Выбрать главу

– Загляденье, а не катер, капитан, – сообщил он мне тоном, которым сказал бы дамочке с коляской, что у нее прелестное дитя.

– Да, неплохой старичок.

– Сколько футов? Сорок четыре? Сорок пять?

– Сорок пять, – ответил я, чувствуя растущую симпатию к этому мальцу.

– Джимми объяснит, куда плыть, – вмешался Мейтерсон. – Делайте, что прикажет.

– Договорились, – кивнул я, а Джимми покраснел под загаром.

– Приказывать я не стану, мистер Флетчер, – покачал он головой. – Просто покажу, куда нам надо.

– Отлично, Джим. Куда надо, туда и отвезу.

– Когда остров останется позади, возьмите, пожалуйста, западнее.

– И как долго мы намерены плыть на запад? – уточнил я.

– Будем следовать вдоль береговой линии материка, – снова вмешался Мейтерсон.

– Отлично, – сказал я. – Просто замечательно. Но вы же в курсе, что у местных не принято встречать незнакомцев с транспарантами «Добро пожаловать»?

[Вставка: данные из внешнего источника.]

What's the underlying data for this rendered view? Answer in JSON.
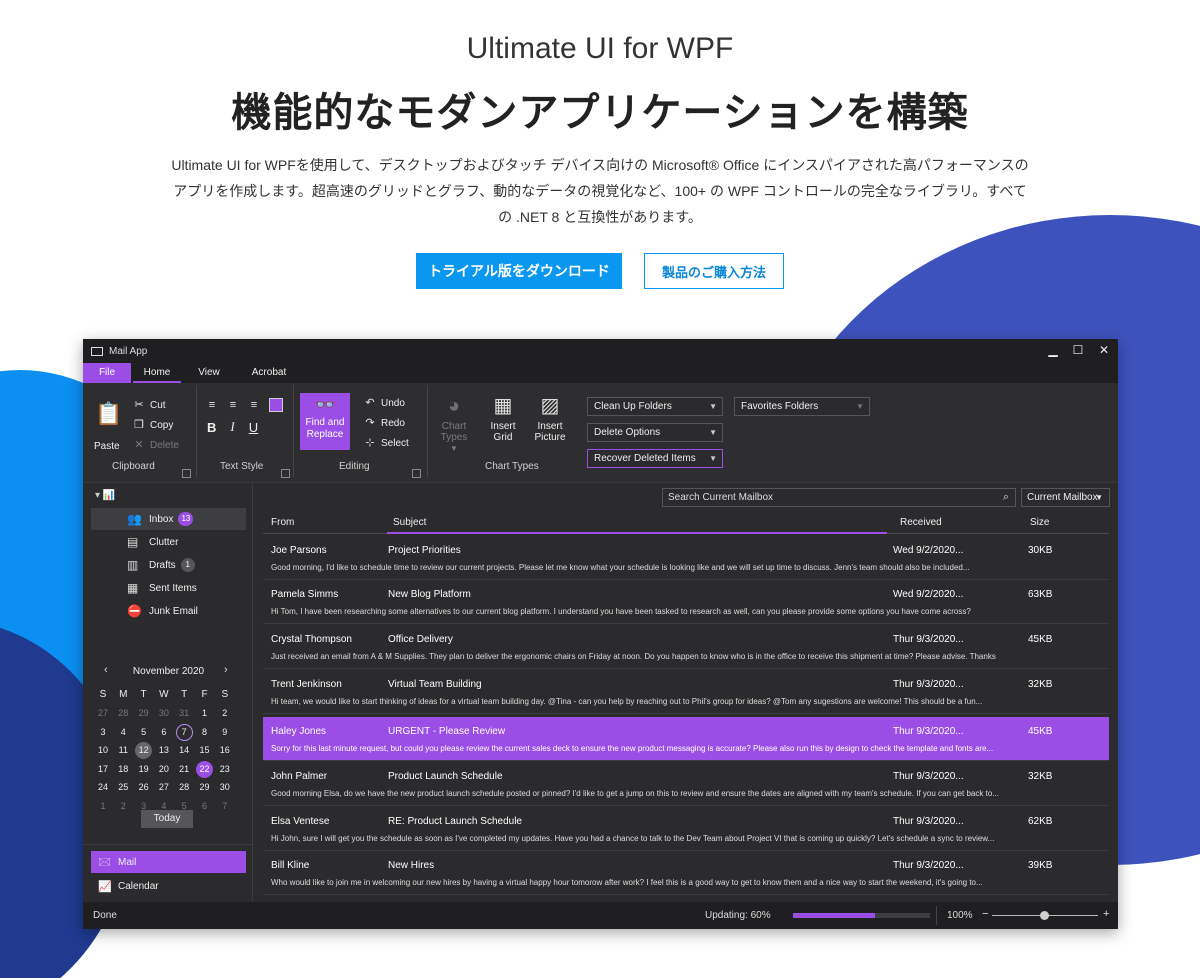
{
  "hero": {
    "subtitle": "Ultimate UI for WPF",
    "title": "機能的なモダンアプリケーションを構築",
    "description": "Ultimate UI for WPFを使用して、デスクトップおよびタッチ デバイス向けの Microsoft® Office にインスパイアされた高パフォーマンスのアプリを作成します。超高速のグリッドとグラフ、動的なデータの視覚化など、100+ の WPF コントロールの完全なライブラリ。すべての .NET 8 と互換性があります。",
    "primary_button": "トライアル版をダウンロード",
    "secondary_button": "製品のご購入方法"
  },
  "app": {
    "window_title": "Mail App",
    "controls": {
      "minimize": "▁",
      "maximize": "☐",
      "close": "✕"
    },
    "tabs": [
      "File",
      "Home",
      "View",
      "Acrobat"
    ],
    "ribbon": {
      "clipboard": {
        "paste": "Paste",
        "cut": "Cut",
        "copy": "Copy",
        "delete": "Delete",
        "label": "Clipboard"
      },
      "text_style": {
        "bold": "B",
        "italic": "I",
        "underline": "U",
        "label": "Text Style"
      },
      "editing": {
        "find_replace_1": "Find and",
        "find_replace_2": "Replace",
        "undo": "Undo",
        "redo": "Redo",
        "select": "Select",
        "label": "Editing"
      },
      "chart_types": {
        "chart_1": "Chart",
        "chart_2": "Types",
        "grid_1": "Insert",
        "grid_2": "Grid",
        "pic_1": "Insert",
        "pic_2": "Picture",
        "label": "Chart Types"
      },
      "combos": [
        "Clean Up Folders",
        "Delete Options",
        "Recover Deleted Items",
        "Favorites Folders"
      ]
    },
    "folders": [
      {
        "label": "Inbox",
        "badge": "13"
      },
      {
        "label": "Clutter"
      },
      {
        "label": "Drafts",
        "badge": "1"
      },
      {
        "label": "Sent Items"
      },
      {
        "label": "Junk Email"
      }
    ],
    "calendar": {
      "month": "November 2020",
      "prev": "‹",
      "next": "›",
      "dow": [
        "S",
        "M",
        "T",
        "W",
        "T",
        "F",
        "S"
      ],
      "weeks": [
        [
          "27",
          "28",
          "29",
          "30",
          "31",
          "1",
          "2"
        ],
        [
          "3",
          "4",
          "5",
          "6",
          "7",
          "8",
          "9"
        ],
        [
          "10",
          "11",
          "12",
          "13",
          "14",
          "15",
          "16"
        ],
        [
          "17",
          "18",
          "19",
          "20",
          "21",
          "22",
          "23"
        ],
        [
          "24",
          "25",
          "26",
          "27",
          "28",
          "29",
          "30"
        ],
        [
          "1",
          "2",
          "3",
          "4",
          "5",
          "6",
          "7"
        ]
      ],
      "today_button": "Today"
    },
    "nav": [
      {
        "label": "Mail"
      },
      {
        "label": "Calendar"
      }
    ],
    "search": {
      "placeholder": "Search Current Mailbox",
      "scope": "Current Mailbox"
    },
    "columns": {
      "from": "From",
      "subject": "Subject",
      "received": "Received",
      "size": "Size"
    },
    "emails": [
      {
        "from": "Joe Parsons",
        "subject": "Project Priorities",
        "received": "Wed 9/2/2020...",
        "size": "30KB",
        "preview": "Good morning, I'd like to schedule time to review our current projects. Please let me know what your schedule is looking like and we will set up time to discuss. Jenn's team should also be included..."
      },
      {
        "from": "Pamela Simms",
        "subject": "New Blog Platform",
        "received": "Wed 9/2/2020...",
        "size": "63KB",
        "preview": "Hi Tom, I have been researching some alternatives to our current blog platform.  I understand you have been tasked to research as well, can you please provide some options you have come across?"
      },
      {
        "from": "Crystal Thompson",
        "subject": "Office Delivery",
        "received": "Thur 9/3/2020...",
        "size": "45KB",
        "preview": "Just received an email from A & M Supplies.  They plan to deliver the ergonomic chairs on Friday at noon.  Do you happen to know who is in the office to receive this shipment at time? Please advise. Thanks"
      },
      {
        "from": "Trent Jenkinson",
        "subject": "Virtual Team Building",
        "received": "Thur 9/3/2020...",
        "size": "32KB",
        "preview": "Hi team, we would like to start thinking of ideas for a virtual team building day.  @Tina - can you help by reaching out to Phil's group for ideas? @Tom any sugestions are welcome! This should be a fun..."
      },
      {
        "from": "Haley Jones",
        "subject": "URGENT - Please Review",
        "received": "Thur 9/3/2020...",
        "size": "45KB",
        "preview": "Sorry for this last minute request, but could you please review the current sales deck to ensure the new product messaging is accurate?  Please also run this by design to check the template and fonts are..."
      },
      {
        "from": "John Palmer",
        "subject": "Product Launch Schedule",
        "received": "Thur 9/3/2020...",
        "size": "32KB",
        "preview": "Good morning Elsa, do we have the new product launch schedule posted or pinned? I'd like to get a jump on this to review and ensure the dates are aligned with my team's schedule. If you can get back to..."
      },
      {
        "from": "Elsa Ventese",
        "subject": "RE: Product Launch Schedule",
        "received": "Thur 9/3/2020...",
        "size": "62KB",
        "preview": "Hi John, sure I will get you the schedule as soon as I've completed my updates. Have you had a chance to talk to the Dev Team about Project VI that is coming up quickly?  Let's schedule a sync to review..."
      },
      {
        "from": "Bill Kline",
        "subject": "New Hires",
        "received": "Thur 9/3/2020...",
        "size": "39KB",
        "preview": "Who would like to join me in welcoming our new hires by having a virtual happy hour tomorow after work? I feel this is a good way to get to know them and a nice way to start the weekend, it's going to..."
      }
    ],
    "status": {
      "left": "Done",
      "updating": "Updating: 60%",
      "progress": 0.6,
      "zoom": "100%",
      "zoom_minus": "−",
      "zoom_plus": "+"
    }
  },
  "colors": {
    "accent_purple": "#9b4ee6",
    "hero_blue": "#0a97f0",
    "app_bg": "#2b2b2e"
  }
}
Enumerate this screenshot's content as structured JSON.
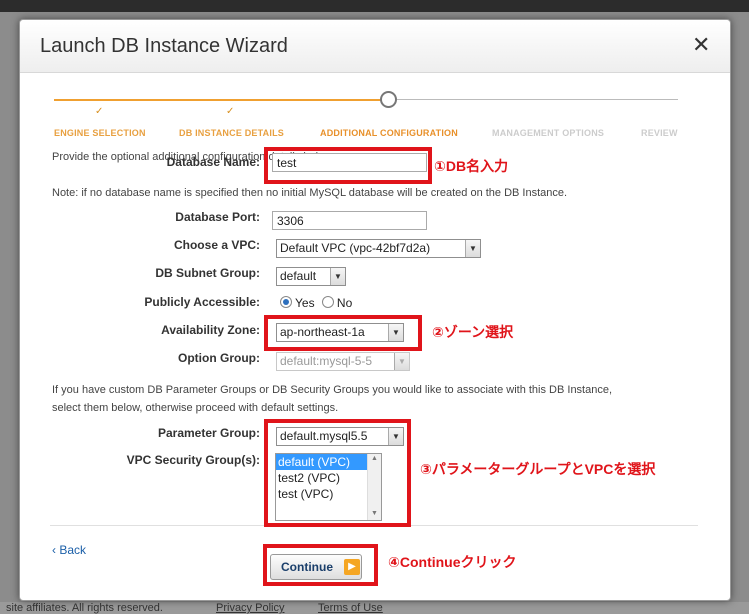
{
  "background": {
    "footer_text": "site affiliates. All rights reserved.",
    "footer_links": [
      "Privacy Policy",
      "Terms of Use"
    ]
  },
  "modal": {
    "title": "Launch DB Instance Wizard",
    "close_glyph": "✕"
  },
  "wizard": {
    "steps": [
      {
        "label": "ENGINE SELECTION",
        "state": "done"
      },
      {
        "label": "DB INSTANCE DETAILS",
        "state": "done"
      },
      {
        "label": "ADDITIONAL CONFIGURATION",
        "state": "active"
      },
      {
        "label": "MANAGEMENT OPTIONS",
        "state": "pending"
      },
      {
        "label": "REVIEW",
        "state": "pending"
      }
    ],
    "done_glyph": "✓"
  },
  "form": {
    "intro": "Provide the optional additional configuration details below.",
    "database_name": {
      "label": "Database Name:",
      "value": "test"
    },
    "note": "Note: if no database name is specified then no initial MySQL database will be created on the DB Instance.",
    "database_port": {
      "label": "Database Port:",
      "value": "3306"
    },
    "vpc": {
      "label": "Choose a VPC:",
      "value": "Default VPC (vpc-42bf7d2a)"
    },
    "subnet_group": {
      "label": "DB Subnet Group:",
      "value": "default"
    },
    "publicly_accessible": {
      "label": "Publicly Accessible:",
      "yes": "Yes",
      "no": "No",
      "selected": "Yes"
    },
    "availability_zone": {
      "label": "Availability Zone:",
      "value": "ap-northeast-1a"
    },
    "option_group": {
      "label": "Option Group:",
      "value": "default:mysql-5-5"
    },
    "groups_info_line1": "If you have custom DB Parameter Groups or DB Security Groups you would like to associate with this DB Instance,",
    "groups_info_line2": "select them below, otherwise proceed with default settings.",
    "parameter_group": {
      "label": "Parameter Group:",
      "value": "default.mysql5.5"
    },
    "security_groups": {
      "label": "VPC Security Group(s):",
      "options": [
        "default (VPC)",
        "test2 (VPC)",
        "test (VPC)"
      ],
      "selected": "default (VPC)"
    }
  },
  "footer": {
    "back_label": "‹ Back",
    "continue_label": "Continue"
  },
  "annotations": {
    "db_name": "①DB名入力",
    "zone": "②ゾーン選択",
    "groups": "③パラメーターグループとVPCを選択",
    "continue": "④Continueクリック"
  },
  "colors": {
    "annotation_red": "#e0141a",
    "step_active": "#e8902a",
    "link_blue": "#1b5fa8",
    "listbox_selected": "#3399ff"
  }
}
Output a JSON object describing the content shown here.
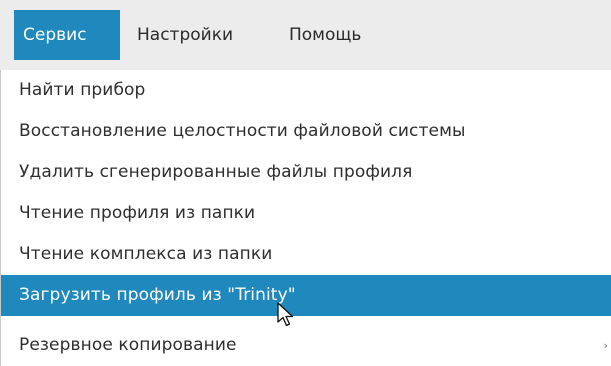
{
  "menubar": {
    "items": [
      {
        "label": "Сервис"
      },
      {
        "label": "Настройки"
      },
      {
        "label": "Помощь"
      }
    ]
  },
  "dropdown": {
    "items": [
      {
        "label": "Найти прибор"
      },
      {
        "label": "Восстановление целостности файловой системы"
      },
      {
        "label": "Удалить сгенерированные файлы профиля"
      },
      {
        "label": "Чтение профиля из папки"
      },
      {
        "label": "Чтение комплекса из папки"
      },
      {
        "label": "Загрузить профиль из \"Trinity\""
      },
      {
        "label": "Резервное копирование",
        "submenu_arrow": "›"
      }
    ]
  },
  "colors": {
    "accent": "#1f89bd",
    "menubar_bg": "#ececec",
    "text": "#2e2e2e"
  }
}
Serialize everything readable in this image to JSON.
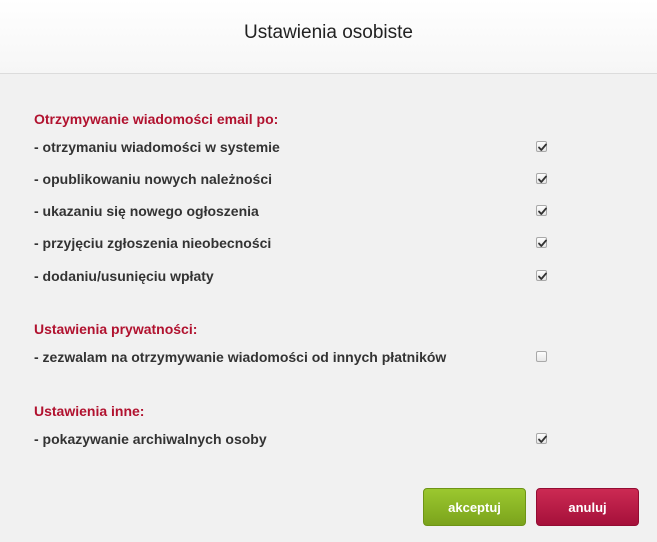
{
  "dialog": {
    "title": "Ustawienia osobiste",
    "sections": [
      {
        "title": "Otrzymywanie wiadomości email po:",
        "options": [
          {
            "label": "- otrzymaniu wiadomości w systemie",
            "checked": true
          },
          {
            "label": "- opublikowaniu nowych należności",
            "checked": true
          },
          {
            "label": "- ukazaniu się nowego ogłoszenia",
            "checked": true
          },
          {
            "label": "- przyjęciu zgłoszenia nieobecności",
            "checked": true
          },
          {
            "label": "- dodaniu/usunięciu wpłaty",
            "checked": true
          }
        ]
      },
      {
        "title": "Ustawienia prywatności:",
        "options": [
          {
            "label": "- zezwalam na otrzymywanie wiadomości od innych płatników",
            "checked": false
          }
        ]
      },
      {
        "title": "Ustawienia inne:",
        "options": [
          {
            "label": "- pokazywanie archiwalnych osoby",
            "checked": true
          }
        ]
      }
    ],
    "buttons": {
      "accept_label": "akceptuj",
      "cancel_label": "anuluj"
    }
  },
  "colors": {
    "section_title": "#b1122f",
    "accept": "#8bb526",
    "cancel": "#b81946"
  }
}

– В таком случае будем держаться подальше от берега.

Я на мгновение задумался, не стоит ли вернуться к Адмиралтейской и высадить всю эту шайку на берег.

– Куда вы хотите попасть? К северу или к югу от устья реки?

– К северу, – ответил Джимми, и я передумал возвращаться.

К югу от устья полно патрульных вертолетов. Тамошние власти весьма трепетно относятся к своим территориальным водам, и соваться туда средь бела дня я не планировал.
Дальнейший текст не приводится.